Este delito encendió las alarmas en las redes sociales por la velocidad y el monto del engaño. El usuario buscaba ofertas para completar la colección rápidamente cuando se contactó a un supuesto distribuidor mayorista en una plataforma digital.
El robo del siglo: una transferencia millonaria que desapareció en segundos
El estafador ofrecía combos cerrados de álbumes tapa dura y cajas de paquetes a precios supuestamente promocionales. La tentación de congelar el precio antes del torneo global aceleró la trampa mortal.
El damnificado, confiado en la reputación falsa del perfil, realizó una transferencia bancaria inmediata por un total de $1.129.000. Ese dinero representaba sus ahorros destinados a cumplir el sueño de llenar el álbum junto a su familia. Tras enviar el comprobante de pago digital, la comunicación se cortó de forma abrupta.

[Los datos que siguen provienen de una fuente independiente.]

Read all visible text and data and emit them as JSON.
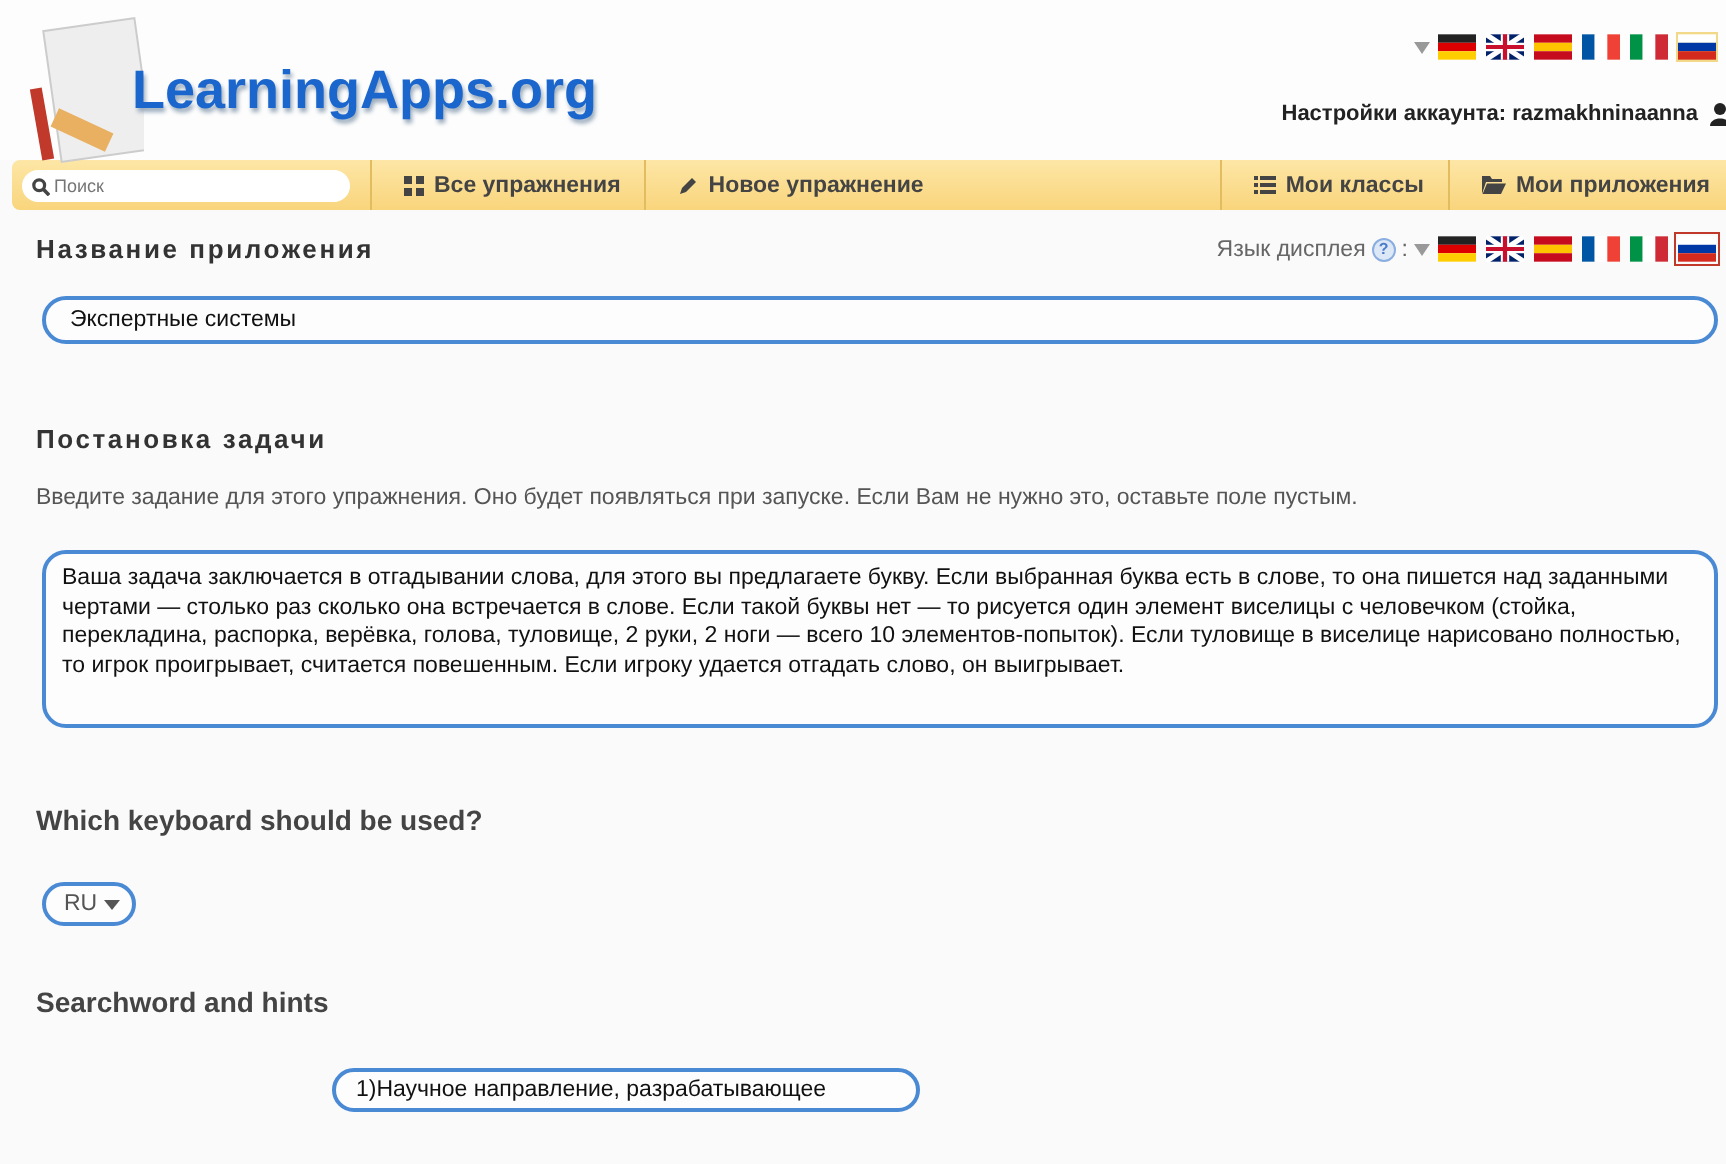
{
  "header": {
    "logo": "LearningApps.org",
    "flags": [
      {
        "kind": "de",
        "selected": false
      },
      {
        "kind": "gb",
        "selected": false
      },
      {
        "kind": "es",
        "selected": false
      },
      {
        "kind": "fr",
        "selected": false
      },
      {
        "kind": "it",
        "selected": false
      },
      {
        "kind": "ru",
        "selected": true
      }
    ],
    "account_label": "Настройки аккаунта:",
    "account_name": "razmakhninaanna"
  },
  "nav": {
    "search": {
      "placeholder": "Поиск"
    },
    "items": [
      {
        "label": "Все упражнения",
        "kind": "grid"
      },
      {
        "label": "Новое упражнение",
        "kind": "pencil"
      },
      {
        "label": "Мои классы",
        "kind": "list"
      },
      {
        "label": "Мои приложения",
        "kind": "folder"
      }
    ]
  },
  "app_name": {
    "heading": "Название приложения",
    "language_label": "Язык дисплея",
    "help": "?",
    "separator": ":",
    "flags": [
      {
        "kind": "de",
        "selected": false
      },
      {
        "kind": "gb",
        "selected": false
      },
      {
        "kind": "es",
        "selected": false
      },
      {
        "kind": "fr",
        "selected": false
      },
      {
        "kind": "it",
        "selected": false
      },
      {
        "kind": "ru",
        "selected": true
      }
    ],
    "value": "Экспертные системы"
  },
  "task": {
    "heading": "Постановка задачи",
    "hint": "Введите задание для этого упражнения. Оно будет появляться при запуске. Если Вам не нужно это, оставьте поле пустым.",
    "value": "Ваша задача заключается в отгадывании слова, для этого вы предлагаете букву. Если выбранная буква есть в слове, то она пишется над заданными чертами — столько раз сколько она встречается в слове. Если такой буквы  нет — то  рисуется один элемент виселицы с человечком (стойка, перекладина, распорка, верёвка, голова, туловище, 2 руки, 2 ноги — всего 10 элементов-попыток). Если туловище в виселице нарисовано полностью, то игрок проигрывает, считается повешенным. Если игроку удается отгадать слово, он выигрывает."
  },
  "keyboard": {
    "heading": "Which keyboard should be used?",
    "value": "RU"
  },
  "searchword": {
    "heading": "Searchword and hints",
    "hint_value": "1)Научное направление, разрабатывающее"
  }
}
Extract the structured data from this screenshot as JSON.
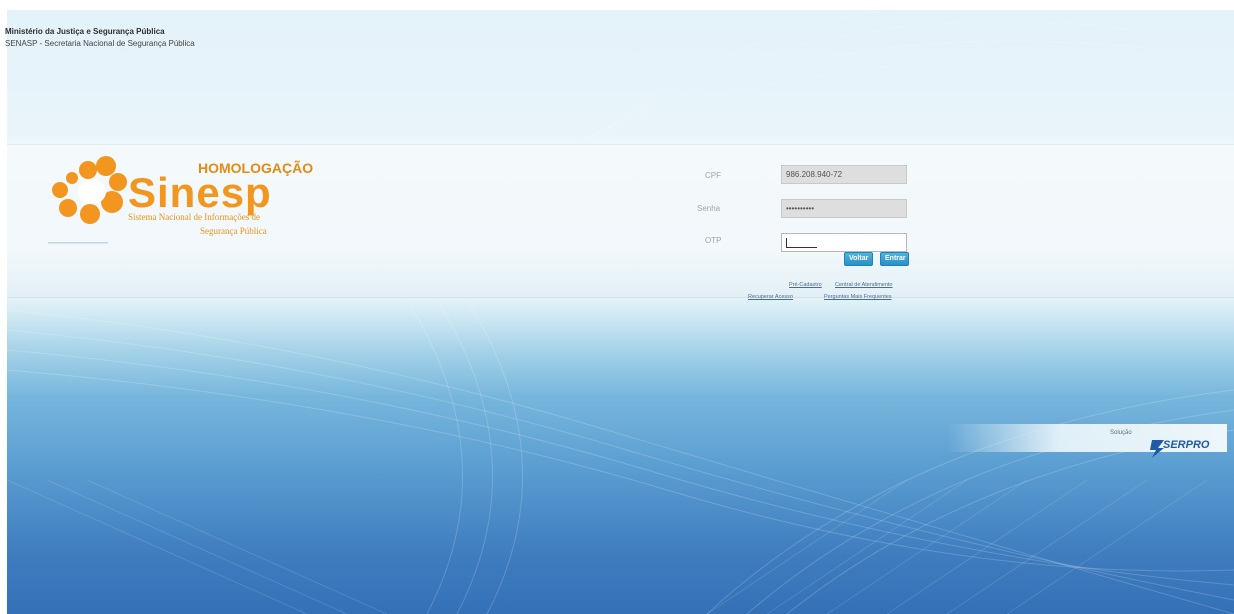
{
  "header": {
    "ministry": "Ministério da Justiça e Segurança Pública",
    "department": "SENASP - Secretaria Nacional de Segurança Pública"
  },
  "logo": {
    "environment": "HOMOLOGAÇÃO",
    "brand": "Sinesp",
    "tagline_line1": "Sistema Nacional de Informações de",
    "tagline_line2": "Segurança Pública",
    "icon": "sinesp-orange-circles-icon"
  },
  "login": {
    "cpf_label": "CPF",
    "cpf_value": "986.208.940-72",
    "password_label": "Senha",
    "password_value": "••••••••••",
    "otp_label": "OTP",
    "otp_value": "",
    "back_button": "Voltar",
    "enter_button": "Entrar",
    "links": {
      "pre_register": "Pré-Cadastro",
      "recover_access": "Recuperar Acesso",
      "support_center": "Central de Atendimento",
      "faq": "Perguntas Mais Frequentes"
    }
  },
  "footer": {
    "solution_label": "Solução",
    "vendor": "SERPRO",
    "vendor_icon": "serpro-logo-icon"
  },
  "colors": {
    "accent_orange": "#f2961f",
    "button_blue": "#2a8fc4",
    "background_blue": "#3470b6",
    "serpro_blue": "#1f5aa6"
  }
}
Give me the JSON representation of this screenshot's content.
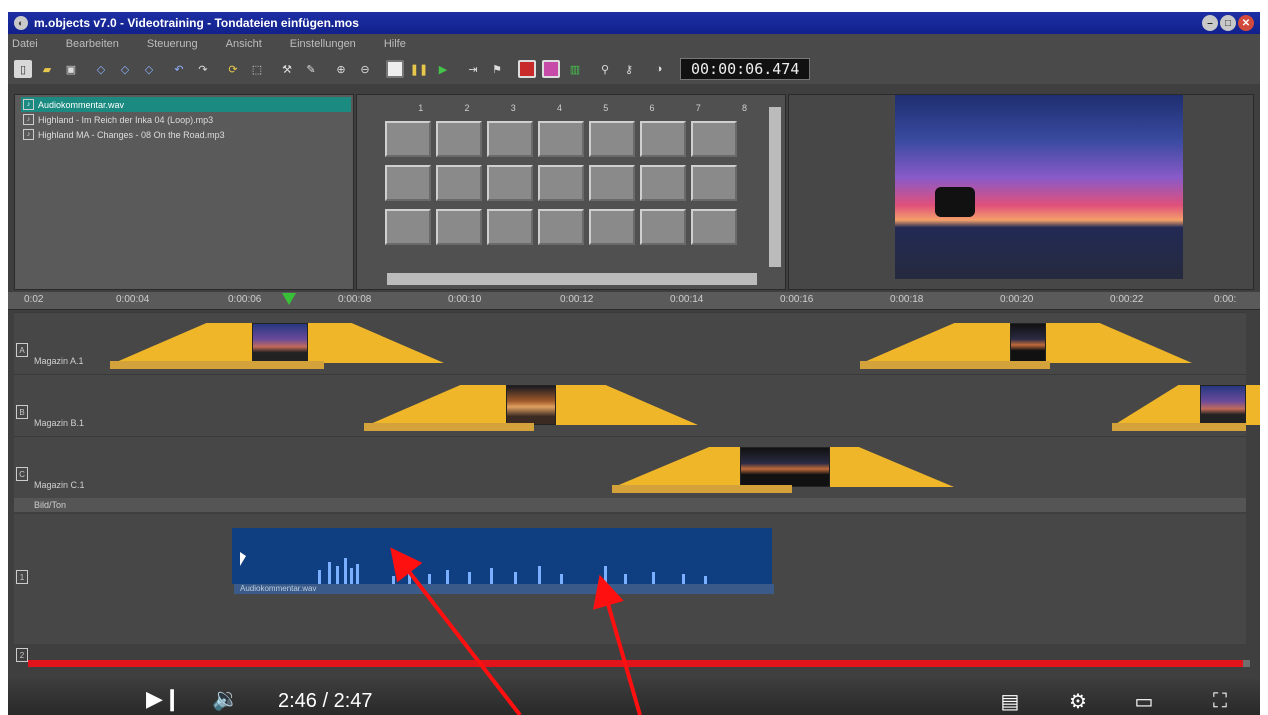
{
  "window": {
    "title": "m.objects v7.0 - Videotraining - Tondateien einfügen.mos",
    "app_icon": "app-logo-icon"
  },
  "menu": {
    "items": [
      "Datei",
      "Bearbeiten",
      "Steuerung",
      "Ansicht",
      "Einstellungen",
      "Hilfe"
    ]
  },
  "toolbar": {
    "timecode": "00:00:06.474"
  },
  "media_list": {
    "items": [
      "Audiokommentar.wav",
      "Highland - Im Reich der Inka 04 (Loop).mp3",
      "Highland MA - Changes - 08 On the Road.mp3"
    ]
  },
  "lightbox": {
    "columns": [
      "1",
      "2",
      "3",
      "4",
      "5",
      "6",
      "7",
      "8"
    ]
  },
  "ruler": {
    "labels": [
      "0:02",
      "0:00:04",
      "0:00:06",
      "0:00:08",
      "0:00:10",
      "0:00:12",
      "0:00:14",
      "0:00:16",
      "0:00:18",
      "0:00:20",
      "0:00:22",
      "0:00:"
    ]
  },
  "tracks": [
    {
      "id": "A",
      "name": "Magazin A.1"
    },
    {
      "id": "B",
      "name": "Magazin B.1"
    },
    {
      "id": "C",
      "name": "Magazin C.1"
    }
  ],
  "audio": {
    "section_label": "Bild/Ton",
    "track_id": "1",
    "track_id_2": "2",
    "clip_label": "Audiokommentar.wav"
  },
  "player": {
    "time": "2:46 / 2:47",
    "progress": 0.994
  }
}
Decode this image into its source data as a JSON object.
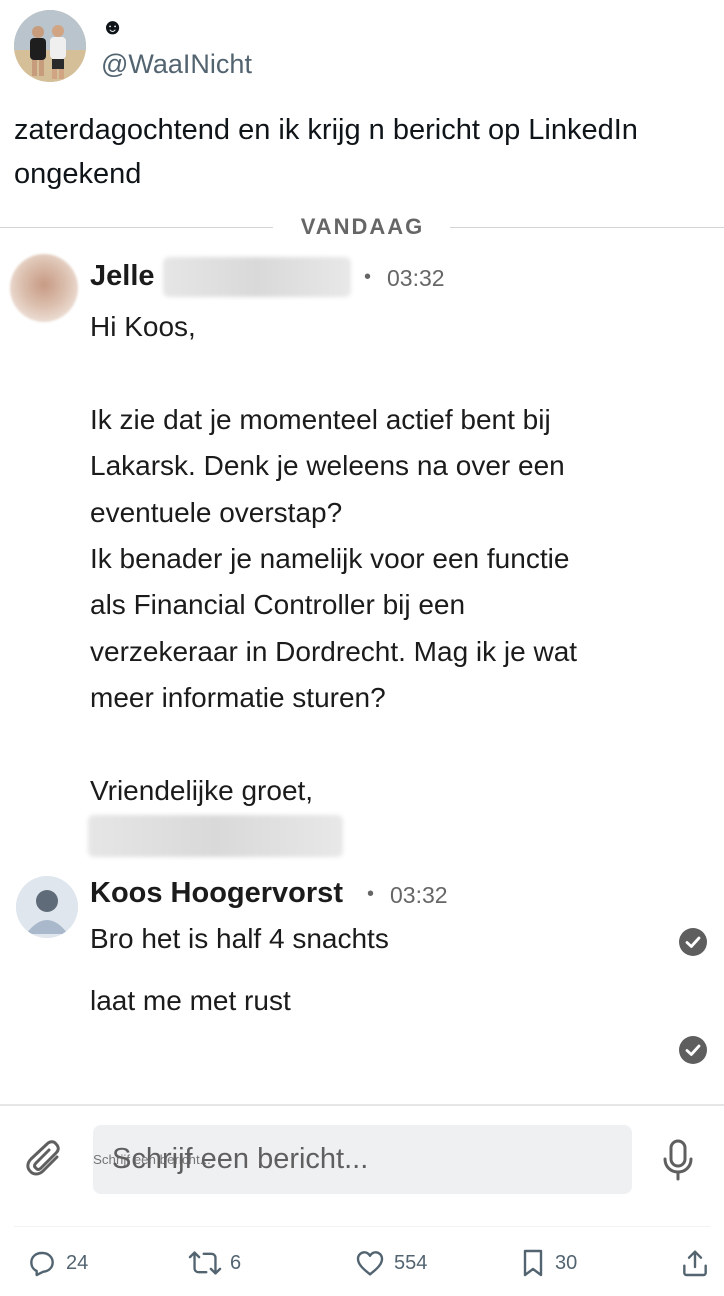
{
  "tweet": {
    "author_emoji": "☻",
    "handle": "@WaaINicht",
    "text_line1": "zaterdagochtend en ik krijg n bericht op LinkedIn",
    "text_line2": "ongekend"
  },
  "conversation": {
    "date_divider": "VANDAAG",
    "message1": {
      "sender_first_name": "Jelle",
      "time": "03:32",
      "body_lines": [
        "Hi Koos,",
        "",
        "Ik zie dat je momenteel actief bent bij",
        "Lakarsk. Denk je weleens na over een",
        "eventuele overstap?",
        "Ik benader je namelijk voor een functie",
        "als Financial Controller bij een",
        "verzekeraar in Dordrecht. Mag ik je wat",
        "meer informatie sturen?",
        "",
        "Vriendelijke groet,"
      ]
    },
    "message2": {
      "sender_name": "Koos Hoogervorst",
      "time": "03:32",
      "reply1": "Bro het is half 4 snachts",
      "reply2": "laat me met rust"
    },
    "compose": {
      "placeholder": "Schrijf een bericht..."
    }
  },
  "actions": {
    "replies": "24",
    "reposts": "6",
    "likes": "554",
    "bookmarks": "30"
  },
  "colors": {
    "text_primary": "#0f1419",
    "text_secondary": "#536471",
    "linkedin_text": "#1b1b1b",
    "check_grey": "#5e5e5e"
  }
}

El delincuente bloqueó al comprador de todas las redes y eliminó los perfiles comerciales que utilizaba para captar clientes. En pocos minutos, el dinero fue triangulado a otras cuentas virtuales para evitar el rastreo de la policía. La víctima quedó sin sus fondos y sin rastros de la mercadería prometida.
Los consejos para evitar este tipo de estafas
La Unidad Fiscal de Delitos Económicos ya tomó el caso e inició una investigación por presunta estafa tecnológica. Especialistas en seguridad informática advierten que ya circulan decenas de páginas clonadas que imitan a las distribuidoras oficiales.
Los delincuentes aprovechan el faltante de stock en los quioscos para captar víctimas desesperadas.
Por eso, para evitar estos fraudes, los expertos recomiendan:
- siempre desconfiar de ofertas excesivamente bajas en canales informales o WhatsApp.
- Verificar la identidad del vendedor,
- exigir el pago a través de plataformas que protejan al comprador.
- Nunca deben realizar transferencias directas a cuentas desconocidas sin garantías previas de entrega.